How Do Herbicides Affect Plants?
- Before herbicides were invented, farmers relied on natural techniques to control weeds. Farmers would use tillage to control the soil pH levels to ward off weeds. The first herbicides, commonly known as 2,4-D, were used in the late 1940s. The herbicide was easy and inexpensive to make and did an effective job of killing weeds but not crops. In the 1950s another form of herbicide, atrazine, was invented that has caused a great deal of environmental concerns because of its inability to naturally break down in the soil. The herbicide is known to have cause great groundwater contamination. Today, herbicides naturally decompose better than they did in the 1950s, so they do not have the same type of environmental impacts, but nonetheless, they still have environmental impacts.
- Herbicides are categorized as selective or non-selective and contact or systemic. Selective herbicides will kill weeds but not the crops around them. Non-selective herbicides kill all the weeds and plants where the herbicides are sprayed. Contact herbicides are fast-acting herbicides that attack the plant tissue.
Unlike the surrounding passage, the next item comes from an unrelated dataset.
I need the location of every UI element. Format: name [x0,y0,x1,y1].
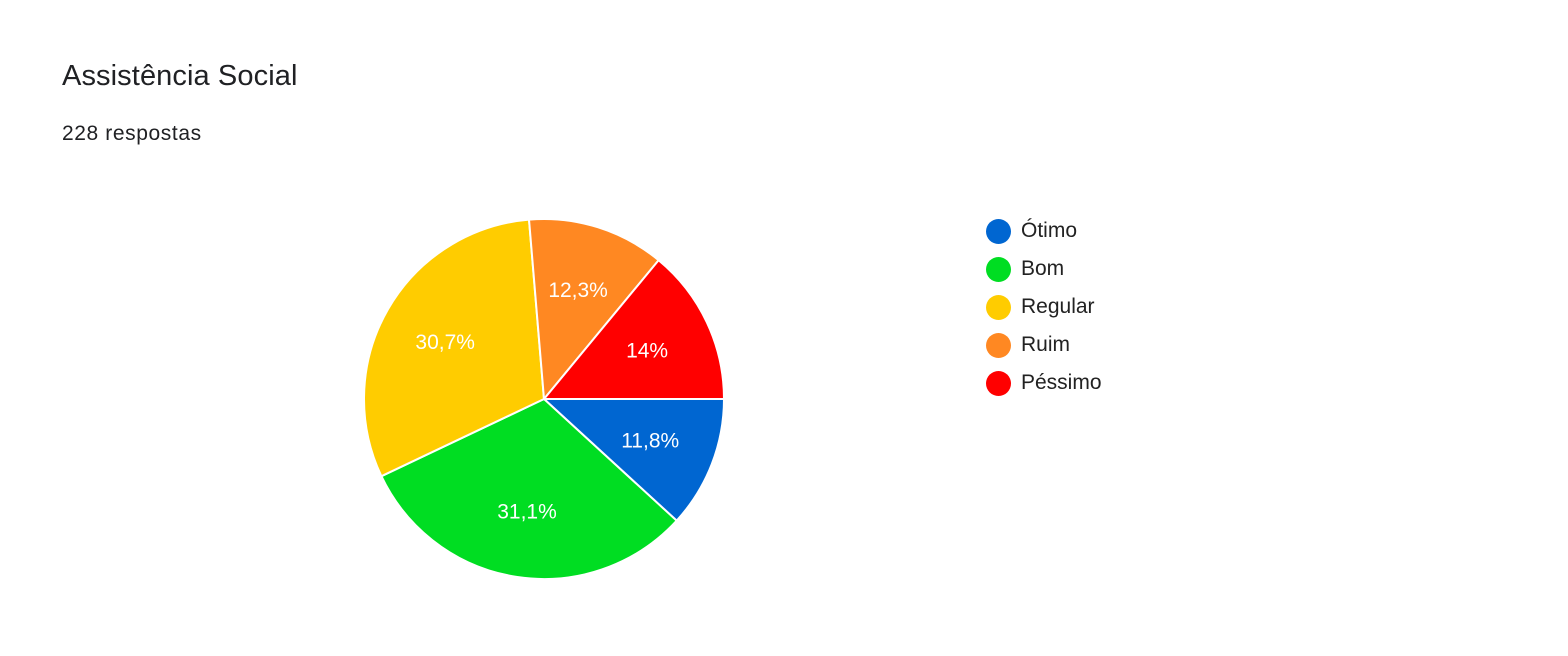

Systemic herbicides are absorbed into the plant through the roots and them the herbicide transfers throughout the plant, causing the plant to die.
- Herbicides may help farmers increase crop production. They can help increase the productivity of crops because they reduce the need for manual labor. More weeds may mean fewer crops for farmers. More weeds may cause a decrease in plants and eventually an increase in price for that specific plant. Weeds also carry diseases and pests that can kill plants. Clubroot is a disease that kills cabbage and radish that is commonly carried by weeds. Weeds also compete for soil, sunlight, nutrients and water from productive crops.
- With the development and use of herbicides also comes some considerations of their effect on plants. Weeds have evolved and become more resistant to herbicides as they are used more often. If a farmer wants to eliminate weeds, he has to use stronger herbicides that can be more harmful to other plants and the environment. The understanding of the use of herbicides and their impacts is relatively new and the effects on plants and the environment is just starting to be understood. It takes time to see the effects herbicides have on the environment because the changes happen over a long period of time.
- More health concerns have come out as more research is done on the chemicals used in herbicides. Herbicides have changed throughout the years and researchers still do not know the all the effects of the newer herbicides. Herbicides use chemicals that are very toxic and lethal to humans. If they are used improperly, they can cause serious harm to humans. Herbicides can also cross-contaminate soil and water and can kill healthy plants. Herbicides can be harmful to wildlife and the environment.